Jewish leaders concerned by rising anti-Semitism in Germany

Jewish leaders have expressed concern following a 10 percent increase in anti-Semitic incidents in Germany over the past six months.

By: World Israel News Staff 

Several Jewish leaders from around the world have expressed strong concern following the release of new figures in Germany indicating a 10 percent increase in anti-Semitic incidents in the country over the course of the first half of 2018 when compared with the same period in 2017.

The German Interior Ministry said in its annual crime statistics survey that police received reports of 1,453 anti-Semitic incidents in 2017— four per day.

World Jewish Congress (WJC) President Ronald Lauder noted that “the German government has demonstrated admirable commitment to combating anti-Semitism, including the appointment of Ambassador Felix Klein as the first federal government commissioner working on behalf of the Jewish community.”

“Nevertheless, it is clear that concerted efforts are needed across the board to arrest the steady rise in violent incidents and harassment and ensure that German Jews continue to feel secure and valued as all German citizens deserve,” he stated.

“The WJC stands ready to assist our community in Germany, as well as all levels of government, to work toward implementing the necessary steps to quell anti-Semitism across the country,” Lauder said.

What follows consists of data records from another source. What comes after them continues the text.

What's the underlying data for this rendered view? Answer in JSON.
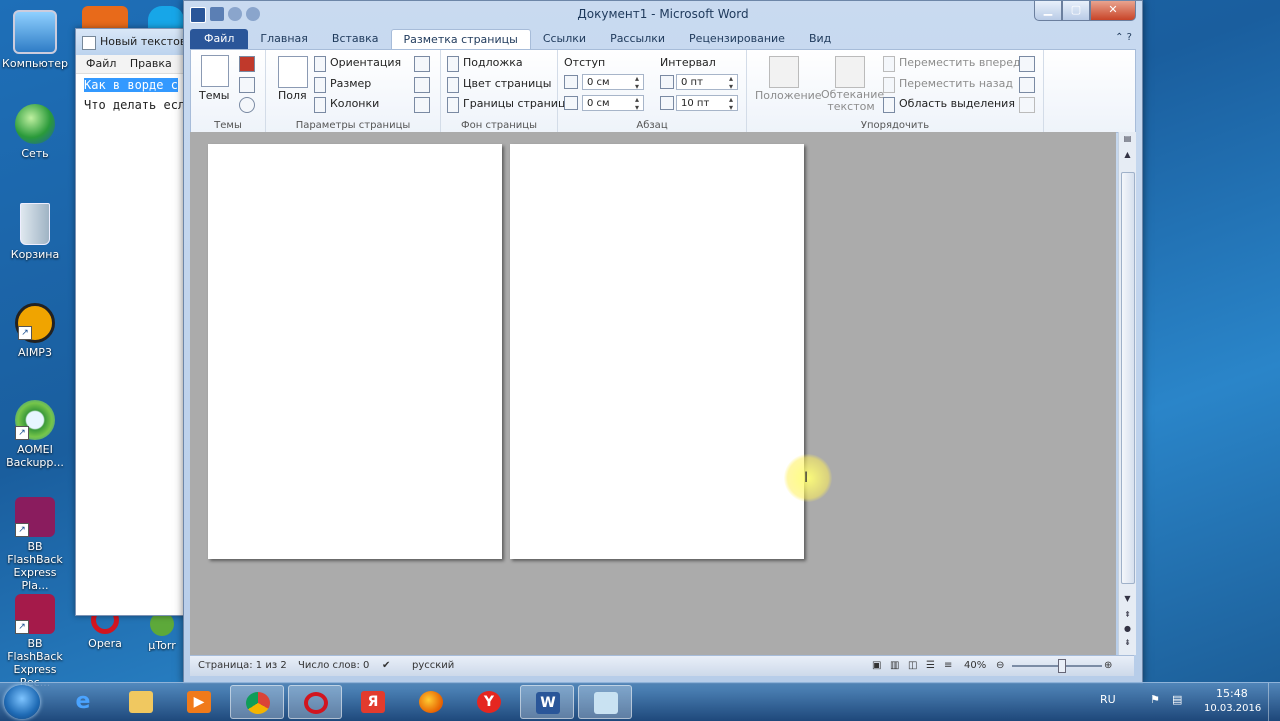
{
  "desktop": {
    "icons": [
      {
        "label": "Компьютер"
      },
      {
        "label": "Сеть"
      },
      {
        "label": "Корзина"
      },
      {
        "label": "AIMP3"
      },
      {
        "label": "AOMEI Backupp..."
      },
      {
        "label": "BB FlashBack Express Pla..."
      },
      {
        "label": "BB FlashBack Express Rec..."
      },
      {
        "label": "Opera"
      },
      {
        "label": "μTorr"
      }
    ]
  },
  "notepad": {
    "title": "Новый текстовы",
    "menu": [
      "Файл",
      "Правка"
    ],
    "line1": "Как в ворде с",
    "line2": "Что делать есл"
  },
  "word": {
    "caption": "Документ1 - Microsoft Word",
    "tabs": [
      "Файл",
      "Главная",
      "Вставка",
      "Разметка страницы",
      "Ссылки",
      "Рассылки",
      "Рецензирование",
      "Вид"
    ],
    "ribbon": {
      "themes": {
        "button": "Темы",
        "group": "Темы"
      },
      "page_setup": {
        "margins": "Поля",
        "orientation": "Ориентация",
        "size": "Размер",
        "columns": "Колонки",
        "group": "Параметры страницы"
      },
      "page_background": {
        "watermark": "Подложка",
        "page_color": "Цвет страницы",
        "page_borders": "Границы страниц",
        "group": "Фон страницы"
      },
      "paragraph": {
        "indent_label": "Отступ",
        "spacing_label": "Интервал",
        "indent_left": "0 см",
        "indent_right": "0 см",
        "spacing_before": "0 пт",
        "spacing_after": "10 пт",
        "group": "Абзац"
      },
      "arrange": {
        "position": "Положение",
        "wrap_text": "Обтекание текстом",
        "bring_forward": "Переместить вперед",
        "send_backward": "Переместить назад",
        "selection_pane": "Область выделения",
        "group": "Упорядочить"
      }
    },
    "status": {
      "page": "Страница: 1 из 2",
      "words": "Число слов: 0",
      "language": "русский",
      "zoom": "40%",
      "zoom_fraction": 0.55
    }
  },
  "taskbar": {
    "lang": "RU",
    "time": "15:48",
    "date": "10.03.2016"
  }
}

Some 349 out of the 401 anti-Semitic incidents recorded this year were reported as being perpetrated by those with far right-wing tendencies, while 80 such incidents occurred in Berlin.

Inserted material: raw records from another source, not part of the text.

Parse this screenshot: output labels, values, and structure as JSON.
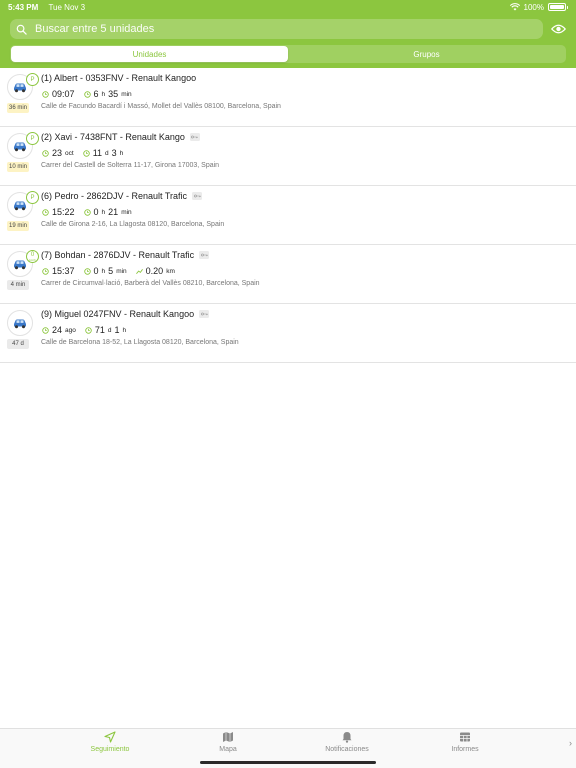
{
  "status_bar": {
    "time": "5:43 PM",
    "date": "Tue Nov 3",
    "battery": "100%"
  },
  "search": {
    "placeholder": "Buscar entre 5 unidades"
  },
  "segments": [
    {
      "label": "Unidades",
      "active": true
    },
    {
      "label": "Grupos",
      "active": false
    }
  ],
  "units": [
    {
      "badge": "P",
      "time_ago": "36 min",
      "badge_color": "yellow",
      "title": "(1) Albert - 0353FNV - Renault Kangoo",
      "key": false,
      "m1_value": "09:07",
      "m1_unit": "",
      "m2_a": "6",
      "m2_a_unit": "h",
      "m2_b": "35",
      "m2_b_unit": "min",
      "address": "Calle de Facundo Bacardí i Massó, Mollet del Vallès 08100, Barcelona, Spain"
    },
    {
      "badge": "P",
      "time_ago": "10 min",
      "badge_color": "yellow",
      "title": "(2) Xavi - 7438FNT - Renault Kango",
      "key": true,
      "m1_value": "23",
      "m1_unit": "oct",
      "m2_a": "11",
      "m2_a_unit": "d",
      "m2_b": "3",
      "m2_b_unit": "h",
      "address": "Carrer del Castell de Solterra 11-17, Girona 17003, Spain"
    },
    {
      "badge": "P",
      "time_ago": "19 min",
      "badge_color": "yellow",
      "title": "(6) Pedro - 2862DJV - Renault Trafic",
      "key": true,
      "m1_value": "15:22",
      "m1_unit": "",
      "m2_a": "0",
      "m2_a_unit": "h",
      "m2_b": "21",
      "m2_b_unit": "min",
      "address": "Calle de Girona 2-16, La Llagosta 08120, Barcelona, Spain"
    },
    {
      "badge": "0",
      "badge_sub": "km/h",
      "time_ago": "4 min",
      "badge_color": "gray",
      "title": "(7) Bohdan - 2876DJV - Renault Trafic",
      "key": true,
      "m1_value": "15:37",
      "m1_unit": "",
      "m2_a": "0",
      "m2_a_unit": "h",
      "m2_b": "5",
      "m2_b_unit": "min",
      "m3_value": "0.20",
      "m3_unit": "km",
      "address": "Carrer de Circumval·lació, Barberà del Vallès 08210, Barcelona, Spain"
    },
    {
      "badge": "",
      "time_ago": "47 d",
      "badge_color": "gray",
      "title": "(9) Miguel 0247FNV - Renault Kangoo",
      "key": true,
      "m1_value": "24",
      "m1_unit": "ago",
      "m2_a": "71",
      "m2_a_unit": "d",
      "m2_b": "1",
      "m2_b_unit": "h",
      "address": "Calle de Barcelona 18-52, La Llagosta 08120, Barcelona, Spain"
    }
  ],
  "tabs": [
    {
      "label": "Seguimiento",
      "icon": "navigation-arrow-icon",
      "active": true
    },
    {
      "label": "Mapa",
      "icon": "map-icon",
      "active": false
    },
    {
      "label": "Notificaciones",
      "icon": "bell-icon",
      "active": false
    },
    {
      "label": "Informes",
      "icon": "table-icon",
      "active": false
    }
  ],
  "colors": {
    "accent": "#8cc63f",
    "pending_badge": "#fdf3c4"
  }
}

Germany’s population of 82.8 million includes only about 200,000 Jews. Berlin has the biggest concentration with about 40,000.

In one of the latest attacks, an Israeli philosophy professor who teaches in the US was assaulted in the German city of Bonn in July by a 20-year-old German whom local media described as having “Palestinian roots.”

President of the Central Council of Jews in Germany and WJC Vice President Josef Schuster has called for the implementation of an effective, nationwide system to report anti-Semitism with a suitable threshold to be used when evaluating suspected cases.